One major project already underway, which students may not have conceived of in its full scale, is the development of an east campus pedestrian mall which would extend all the way from Lake Mendota to Regent Street.
Brown said that concept, which originally dates back to UW's 1908 master plan, would go a long way as a "unifying feature" to anchor the east, or lower, campus area.
"As I go over and talk to alumni, one of the things they always say was so important in their memories of their time on campus is the Terrace," Wiley said. "If you think about it, this in a way is sort of an extension of the Union Terrace all the way across campus to the Kohl Center. I really think it'll be spectacular and that will be the part of the campus in the future that alumni remember as being the signature."
The funding
While few disagree the implementation of the master plan would be a major improvement for the UW campus, budgetary constraints are inevitably a factor.
Despite those issues, Brown, Wiley and Miller all said they are optimistic about the majority of the plan being completed.
"Even under state-funded economic constraints, probably the majority of the university's capital projects are generated from gifts, grants and program revenue," Miller said. "Particularly at Madison, the majority of projects are not state funded."
And "unfortunately," Bradley said, funds in the university's capital budget could not be pooled into the operating budget, which is used for day-to-day and, arguably, more pressing expenditures, such as the payroll.
"It's different money coming out of different places and different pockets," Bradley said.
At least one state legislator, however, believes the university is being disingenuous in its argument behind the financing of its massive project.
"I don't believe that," Rep.

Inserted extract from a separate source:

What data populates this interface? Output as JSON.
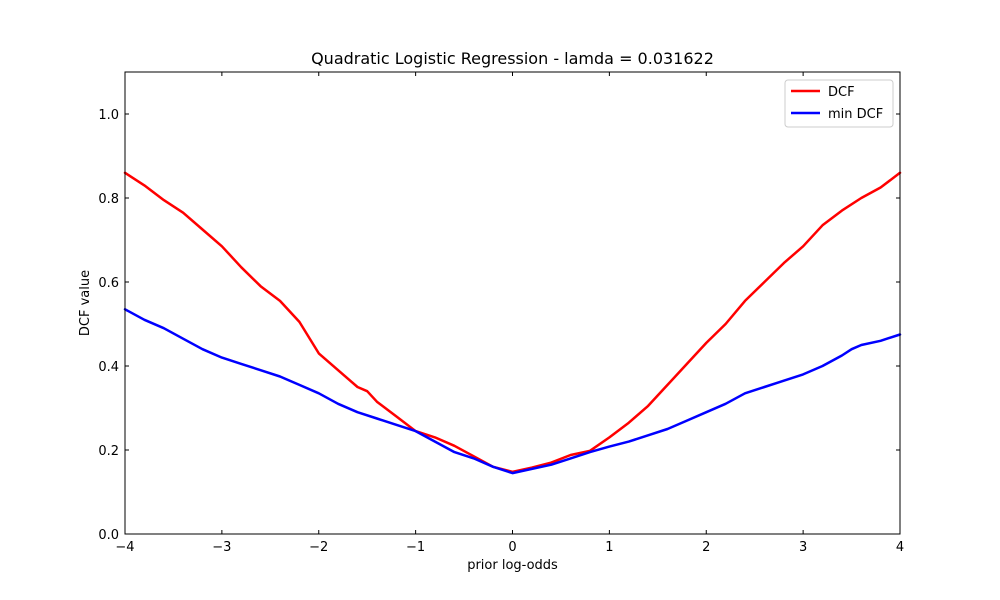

Scott Suder, R-Abbotsford, said. "Because the UW shifts money around all the time and makes up wild excuses depending on the goal that they want to achieve."
If UW officials are so concerned about their inability to use capital funding for whatever they want, Suder continued, they should come to the Legislature, which he said would "happily" give them that authority.
"While it looks nice, I think there's great potential for UW-Madison's master plan to be a disaster for taxpayers," Suder said. "Someone has to get the message to these people running UW-Madison that taxpayers can't afford any more Taj Mahals."
When asked about such criticism from the Legislature, however, Wiley called it baseless and unwarranted, and reiterated the university's inability to transfer gifts, grants and donations to the operating budget.
"It's a good opportunity for me to explain again that we have two completely separate and unrelated budgets," Wiley stressed. "No money can move from one to the other."
According to Wiley, much of the money donated to the university is earmarked for a particular building project, and he said those donors generally "aren't particularly interested" in their funds going elsewhere.
"It's not accurate to say that [the master plan] increases tuition," he said. "In fact we've paid for about two-thirds of the cost of buildings over the last 10 years from gifts and grants and program revenues."
Although Associated Students of Madison Chair Eric Varney said he agreed with Suder that lowering tuition for low-income students should be the university's first economic priority, he parted with the legislator in his endorsement of the master plan.
"You want to stay technologically advanced and ahead of the curve," Varney said. "[So] I can see that as something that is very necessary to do."
Financial concerns notwithstanding, Miller said the value of a modern, attractive campus should not be understated.
"A specific facility directly impacts the quality of instruction," Miller said. "There is a significant amount of research that shows the physical place, particularly for new students, is a critical factor in where they decide to go to college."